Intoleransi Umat Berbangsa
Sahat Martin Philip Sinurat  ;   Mahasiswa Magister Studi Pembangunan
ITB Bandung
OKEZONENEWS,  28 November 2013
  


Selama ini kita sudah akrab dengan frasa “toleransi umat beragama”. Tanggal 16 November lalu kita juga memperingati Hari Toleransi Internasional. Sering kali permasalahan toleransi dikaitkan dengan  konflik antarumat beragama. Banyak permasalahan antarumat beragama yang terjadi di tengah bangsa ini. Konflik di tengah masyarakat dengan mudah dapat diprovokasi menjadi konflik antar umat beragama. Pada tulisan ini saya tidak akan membahas secara mendalam tentang “toleransi umat beragama”, namun saya mengajak rekan-rekan untuk mengenal sebuah frasa yang jarang rekan-rekan dengar, yakni “toleransi umat berbangsa”.
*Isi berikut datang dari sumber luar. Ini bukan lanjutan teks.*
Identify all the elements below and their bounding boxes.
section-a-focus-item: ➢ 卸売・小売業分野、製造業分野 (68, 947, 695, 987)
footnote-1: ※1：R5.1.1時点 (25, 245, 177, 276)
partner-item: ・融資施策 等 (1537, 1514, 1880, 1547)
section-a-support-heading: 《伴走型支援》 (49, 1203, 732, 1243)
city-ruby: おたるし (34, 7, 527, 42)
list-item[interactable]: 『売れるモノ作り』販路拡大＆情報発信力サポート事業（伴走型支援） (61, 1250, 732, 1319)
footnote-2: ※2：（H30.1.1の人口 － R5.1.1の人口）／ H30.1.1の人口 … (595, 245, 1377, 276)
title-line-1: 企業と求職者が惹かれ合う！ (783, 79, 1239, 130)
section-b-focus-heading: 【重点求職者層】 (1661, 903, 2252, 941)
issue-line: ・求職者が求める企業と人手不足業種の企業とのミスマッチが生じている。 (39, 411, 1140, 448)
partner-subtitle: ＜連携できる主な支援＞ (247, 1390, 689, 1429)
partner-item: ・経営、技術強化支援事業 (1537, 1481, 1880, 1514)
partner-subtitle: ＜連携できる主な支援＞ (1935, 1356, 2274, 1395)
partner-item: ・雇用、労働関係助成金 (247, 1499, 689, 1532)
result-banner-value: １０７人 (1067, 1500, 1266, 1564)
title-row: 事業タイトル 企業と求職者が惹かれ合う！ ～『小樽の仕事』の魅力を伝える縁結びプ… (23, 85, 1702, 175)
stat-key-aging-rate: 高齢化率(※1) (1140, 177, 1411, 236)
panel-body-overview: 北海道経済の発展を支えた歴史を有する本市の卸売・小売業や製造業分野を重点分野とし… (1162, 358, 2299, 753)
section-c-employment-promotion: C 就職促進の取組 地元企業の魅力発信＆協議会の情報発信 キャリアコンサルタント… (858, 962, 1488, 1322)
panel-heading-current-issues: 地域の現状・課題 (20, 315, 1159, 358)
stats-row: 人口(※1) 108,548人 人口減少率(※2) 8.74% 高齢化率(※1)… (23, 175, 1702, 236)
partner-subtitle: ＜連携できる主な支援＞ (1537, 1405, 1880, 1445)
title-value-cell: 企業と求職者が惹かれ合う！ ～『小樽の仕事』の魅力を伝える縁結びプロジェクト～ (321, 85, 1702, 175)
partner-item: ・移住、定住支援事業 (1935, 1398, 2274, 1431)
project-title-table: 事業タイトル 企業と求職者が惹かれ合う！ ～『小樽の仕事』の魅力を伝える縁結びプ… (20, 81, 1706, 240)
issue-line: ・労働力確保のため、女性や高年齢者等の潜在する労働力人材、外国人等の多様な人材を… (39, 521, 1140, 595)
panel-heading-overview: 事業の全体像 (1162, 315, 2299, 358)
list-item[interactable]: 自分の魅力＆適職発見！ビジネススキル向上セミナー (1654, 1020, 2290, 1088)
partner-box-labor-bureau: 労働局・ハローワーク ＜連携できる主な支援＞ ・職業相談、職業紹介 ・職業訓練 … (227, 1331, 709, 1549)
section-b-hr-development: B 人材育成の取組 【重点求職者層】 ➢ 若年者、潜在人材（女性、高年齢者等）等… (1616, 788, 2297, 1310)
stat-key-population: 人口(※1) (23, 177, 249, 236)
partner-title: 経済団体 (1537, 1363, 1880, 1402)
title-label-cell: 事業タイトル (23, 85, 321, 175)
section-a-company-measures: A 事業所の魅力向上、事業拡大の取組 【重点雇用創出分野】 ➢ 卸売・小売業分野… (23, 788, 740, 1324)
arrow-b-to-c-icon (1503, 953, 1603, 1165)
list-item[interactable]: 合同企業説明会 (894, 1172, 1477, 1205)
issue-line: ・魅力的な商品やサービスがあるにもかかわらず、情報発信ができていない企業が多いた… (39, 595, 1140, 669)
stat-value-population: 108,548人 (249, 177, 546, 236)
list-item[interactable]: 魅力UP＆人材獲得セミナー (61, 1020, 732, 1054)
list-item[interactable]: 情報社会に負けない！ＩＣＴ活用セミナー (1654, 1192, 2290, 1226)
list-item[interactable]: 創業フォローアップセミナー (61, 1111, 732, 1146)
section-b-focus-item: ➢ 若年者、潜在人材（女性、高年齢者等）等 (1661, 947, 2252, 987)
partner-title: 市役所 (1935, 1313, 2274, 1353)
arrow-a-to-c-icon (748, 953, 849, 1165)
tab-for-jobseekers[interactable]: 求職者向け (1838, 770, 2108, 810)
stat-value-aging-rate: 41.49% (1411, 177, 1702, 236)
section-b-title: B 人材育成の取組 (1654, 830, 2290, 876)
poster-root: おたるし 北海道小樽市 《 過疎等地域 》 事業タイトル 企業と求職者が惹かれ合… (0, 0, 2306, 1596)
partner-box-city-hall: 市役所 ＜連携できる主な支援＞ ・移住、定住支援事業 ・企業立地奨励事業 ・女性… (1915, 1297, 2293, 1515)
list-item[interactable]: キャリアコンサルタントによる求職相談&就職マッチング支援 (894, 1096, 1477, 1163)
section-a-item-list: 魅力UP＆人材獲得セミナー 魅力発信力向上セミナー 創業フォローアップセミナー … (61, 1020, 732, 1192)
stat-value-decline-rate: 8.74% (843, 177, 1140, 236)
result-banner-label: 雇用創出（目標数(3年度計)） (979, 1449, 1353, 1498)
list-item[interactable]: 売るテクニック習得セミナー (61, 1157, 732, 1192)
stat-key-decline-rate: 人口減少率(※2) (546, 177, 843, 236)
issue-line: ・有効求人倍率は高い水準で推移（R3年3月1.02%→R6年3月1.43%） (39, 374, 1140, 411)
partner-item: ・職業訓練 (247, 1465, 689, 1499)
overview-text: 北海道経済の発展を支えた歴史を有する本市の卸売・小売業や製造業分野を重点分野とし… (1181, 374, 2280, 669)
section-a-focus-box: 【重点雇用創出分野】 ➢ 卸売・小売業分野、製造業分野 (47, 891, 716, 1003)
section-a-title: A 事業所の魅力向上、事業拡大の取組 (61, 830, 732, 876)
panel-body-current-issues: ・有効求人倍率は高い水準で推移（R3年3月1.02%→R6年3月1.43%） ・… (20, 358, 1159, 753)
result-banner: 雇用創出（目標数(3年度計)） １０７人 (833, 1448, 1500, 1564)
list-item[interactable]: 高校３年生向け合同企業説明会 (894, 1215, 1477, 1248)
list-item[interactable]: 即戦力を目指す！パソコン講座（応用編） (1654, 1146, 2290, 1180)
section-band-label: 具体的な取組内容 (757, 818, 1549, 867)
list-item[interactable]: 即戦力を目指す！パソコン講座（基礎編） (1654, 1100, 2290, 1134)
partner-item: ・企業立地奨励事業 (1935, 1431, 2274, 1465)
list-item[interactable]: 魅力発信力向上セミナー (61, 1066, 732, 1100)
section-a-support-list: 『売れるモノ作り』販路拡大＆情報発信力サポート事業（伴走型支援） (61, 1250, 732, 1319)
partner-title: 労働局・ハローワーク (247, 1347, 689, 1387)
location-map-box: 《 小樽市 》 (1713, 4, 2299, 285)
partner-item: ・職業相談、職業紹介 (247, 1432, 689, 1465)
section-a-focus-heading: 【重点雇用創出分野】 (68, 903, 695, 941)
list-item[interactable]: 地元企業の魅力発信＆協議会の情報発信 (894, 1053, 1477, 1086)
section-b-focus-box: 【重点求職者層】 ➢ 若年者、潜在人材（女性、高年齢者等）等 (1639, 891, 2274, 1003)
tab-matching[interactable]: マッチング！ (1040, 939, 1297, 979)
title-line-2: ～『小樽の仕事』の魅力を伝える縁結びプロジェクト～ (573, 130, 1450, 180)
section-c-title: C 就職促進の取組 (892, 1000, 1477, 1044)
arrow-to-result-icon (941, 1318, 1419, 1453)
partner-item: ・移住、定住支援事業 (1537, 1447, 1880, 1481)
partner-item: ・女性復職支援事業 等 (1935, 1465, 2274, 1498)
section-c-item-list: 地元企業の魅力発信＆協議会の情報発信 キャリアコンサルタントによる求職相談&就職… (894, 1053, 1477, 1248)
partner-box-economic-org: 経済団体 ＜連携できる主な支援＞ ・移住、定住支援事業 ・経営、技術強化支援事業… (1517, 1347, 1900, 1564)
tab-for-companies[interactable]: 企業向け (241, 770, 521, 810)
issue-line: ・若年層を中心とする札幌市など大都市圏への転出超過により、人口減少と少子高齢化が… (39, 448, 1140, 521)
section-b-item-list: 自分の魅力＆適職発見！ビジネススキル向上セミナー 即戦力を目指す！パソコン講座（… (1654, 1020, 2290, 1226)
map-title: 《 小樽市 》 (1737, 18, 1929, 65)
Apakah toleransi umat berbangsa? Menurut KBBI, toleransi artinya sifat atau sikap toleran. Toleran berarti bersifat atau bersikap menenggang (menghargai, membiarkan, membolehkan) pendirian (pendapat, pandangan, kepercayaan, kebiasaan, kelakuan, dan sebagainya) yang berbeda atau bertentangan dengan pendirian sendiri. Umat artinya penganut suatu agama, tapi juga bisa bermakna lebih luas, yakni makhluk manusia. Bangsa sendiri berarti kumpulan manusia yang biasanya terikat karena kesatuan bahasa dan kebudayaan, dan menempati wilayah tertentu di muka bumi. Apabila ketiga kata ini digabung, maka artinya adalah sikap menenggang pendirian yang berbeda dengan pendirian sendiri di antara sekumpulan manusia satu bangsa. Jelas, frasa ini lebih luas maknanya dari toleransi umat beragama dan lebih mengindonesia. Saya katakan lebih mengindonesia karena Indonesia tidak hanya terdiri dari ragam agama saja, tapi juga ragam suku, ras, golongan kaya, miskin, dan lainnya. Maka semangat toleransi umat berbangsa juga dapat dikatakan sebagai semangat berBhinneka Tunggal Ika.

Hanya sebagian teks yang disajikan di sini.